How do you measure it? Ensure every single incident has a postmortem report written that has exact timestamps of incident start and resolution. Then, add the numbers up. Categorize the incidents - outage, workflow breaks, data loss, etc. A manual process can go a long way.

How observable is your product?

If you’re company makes money through a business event, you need to track that business event. For example, if you’re an eCommerce company, your event might be a Sale of an Item.

You should be able to tell, in real-time:

• How many of those business events have occurred in the past minutes, hours, days, and weeks.

• How that trend has changed over a period of time, including the past 5 minutes.

From there, you can add properties to those events to identify more granular segments, such as:

• What specific user types are performing those events

• Where are those users located

• How valuable are those events over time

This doesn’t have to be complicated. You can attach a product analytics tool, you can write a record into your database, or you can log it an create a dashboard off of your log stream.

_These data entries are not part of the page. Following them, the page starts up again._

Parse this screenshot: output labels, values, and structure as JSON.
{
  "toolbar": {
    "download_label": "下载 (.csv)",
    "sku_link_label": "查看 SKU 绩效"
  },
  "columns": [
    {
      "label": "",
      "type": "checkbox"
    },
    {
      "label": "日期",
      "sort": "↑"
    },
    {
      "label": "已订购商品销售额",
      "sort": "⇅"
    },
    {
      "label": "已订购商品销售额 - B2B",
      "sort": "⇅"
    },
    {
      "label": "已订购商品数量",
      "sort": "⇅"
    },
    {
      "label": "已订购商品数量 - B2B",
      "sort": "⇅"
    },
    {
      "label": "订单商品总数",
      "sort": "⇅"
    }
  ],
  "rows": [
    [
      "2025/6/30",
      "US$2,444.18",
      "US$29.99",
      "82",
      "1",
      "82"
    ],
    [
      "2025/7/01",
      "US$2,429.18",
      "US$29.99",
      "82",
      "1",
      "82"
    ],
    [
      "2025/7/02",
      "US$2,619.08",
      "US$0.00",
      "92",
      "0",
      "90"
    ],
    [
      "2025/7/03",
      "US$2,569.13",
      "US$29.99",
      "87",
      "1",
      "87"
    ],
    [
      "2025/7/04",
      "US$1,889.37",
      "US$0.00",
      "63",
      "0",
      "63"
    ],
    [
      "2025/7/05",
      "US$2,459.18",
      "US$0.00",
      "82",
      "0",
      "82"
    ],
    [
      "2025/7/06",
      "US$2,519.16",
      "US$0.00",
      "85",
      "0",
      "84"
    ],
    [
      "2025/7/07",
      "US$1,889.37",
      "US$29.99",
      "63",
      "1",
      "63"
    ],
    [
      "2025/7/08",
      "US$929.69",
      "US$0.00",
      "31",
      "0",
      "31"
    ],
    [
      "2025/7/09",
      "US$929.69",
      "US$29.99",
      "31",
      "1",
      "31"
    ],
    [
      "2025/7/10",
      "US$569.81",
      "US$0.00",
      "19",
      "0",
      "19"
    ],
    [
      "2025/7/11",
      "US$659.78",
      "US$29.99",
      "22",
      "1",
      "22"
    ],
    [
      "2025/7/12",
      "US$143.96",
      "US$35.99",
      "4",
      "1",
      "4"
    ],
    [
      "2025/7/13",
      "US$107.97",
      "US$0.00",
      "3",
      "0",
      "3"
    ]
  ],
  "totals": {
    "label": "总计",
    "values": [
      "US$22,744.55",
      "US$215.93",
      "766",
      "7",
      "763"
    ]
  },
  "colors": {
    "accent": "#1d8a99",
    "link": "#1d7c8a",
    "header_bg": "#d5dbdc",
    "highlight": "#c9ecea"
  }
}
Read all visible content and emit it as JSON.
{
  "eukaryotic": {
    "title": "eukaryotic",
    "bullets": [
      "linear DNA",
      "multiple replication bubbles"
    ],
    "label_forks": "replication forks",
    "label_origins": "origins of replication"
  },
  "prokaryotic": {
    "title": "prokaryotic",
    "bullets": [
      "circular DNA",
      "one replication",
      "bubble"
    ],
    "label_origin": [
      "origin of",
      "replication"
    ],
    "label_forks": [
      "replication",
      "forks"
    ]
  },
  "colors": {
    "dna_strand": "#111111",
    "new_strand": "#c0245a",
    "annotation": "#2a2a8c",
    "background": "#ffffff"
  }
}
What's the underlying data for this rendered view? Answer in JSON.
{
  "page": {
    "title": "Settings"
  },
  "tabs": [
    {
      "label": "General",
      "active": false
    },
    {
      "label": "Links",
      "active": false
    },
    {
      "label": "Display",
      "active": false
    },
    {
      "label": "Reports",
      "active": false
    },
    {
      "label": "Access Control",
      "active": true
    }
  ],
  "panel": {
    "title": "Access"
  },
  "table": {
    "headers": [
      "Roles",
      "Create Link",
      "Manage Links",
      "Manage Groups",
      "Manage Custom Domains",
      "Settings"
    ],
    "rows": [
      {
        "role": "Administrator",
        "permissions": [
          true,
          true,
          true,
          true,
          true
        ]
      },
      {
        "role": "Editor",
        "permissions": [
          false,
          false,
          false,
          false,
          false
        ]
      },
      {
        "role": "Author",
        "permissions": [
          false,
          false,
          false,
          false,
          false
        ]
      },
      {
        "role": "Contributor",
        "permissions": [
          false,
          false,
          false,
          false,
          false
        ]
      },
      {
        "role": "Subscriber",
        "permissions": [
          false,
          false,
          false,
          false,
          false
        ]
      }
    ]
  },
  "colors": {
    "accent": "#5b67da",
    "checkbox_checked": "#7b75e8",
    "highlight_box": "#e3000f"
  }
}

From there, you can then monitor user interaction events - clicks, views, etc. to see what specific funnels are performing well, etc. You can add events for user signups, acquisition, churn - all things you can track day-to-day to get a heartbeat for your product.

Ultimately, the important part is to know it’s happening and watch it for changes. If your success rate suddenly drops - that’s an incident you should look into. You system might be running fine, but there’s an outcome issue that needs to be resolved.

Moving forward

Once you have the basics, you can start tracking other important metrics:

• Team morale - you can use surveys, retention rate, etc.

• Costs - $ spent on vendors, headcount, etc.

Just remember: metrics are indicators. They tell you something has happened, but not why it happened or whether it’s good or bad. The goal is not ‘numbers go up’ - the goal is ‘understand what has changed, and why’.

It might be a perfectly acceptable outcome to see a doubling in change failure if it results in a tripling in delivery throughput. It might be perfectly reasonable to see a halving on delivery throughput if half the team was at an offsite.

Don’t judge purely off of numbers - use them to indicate.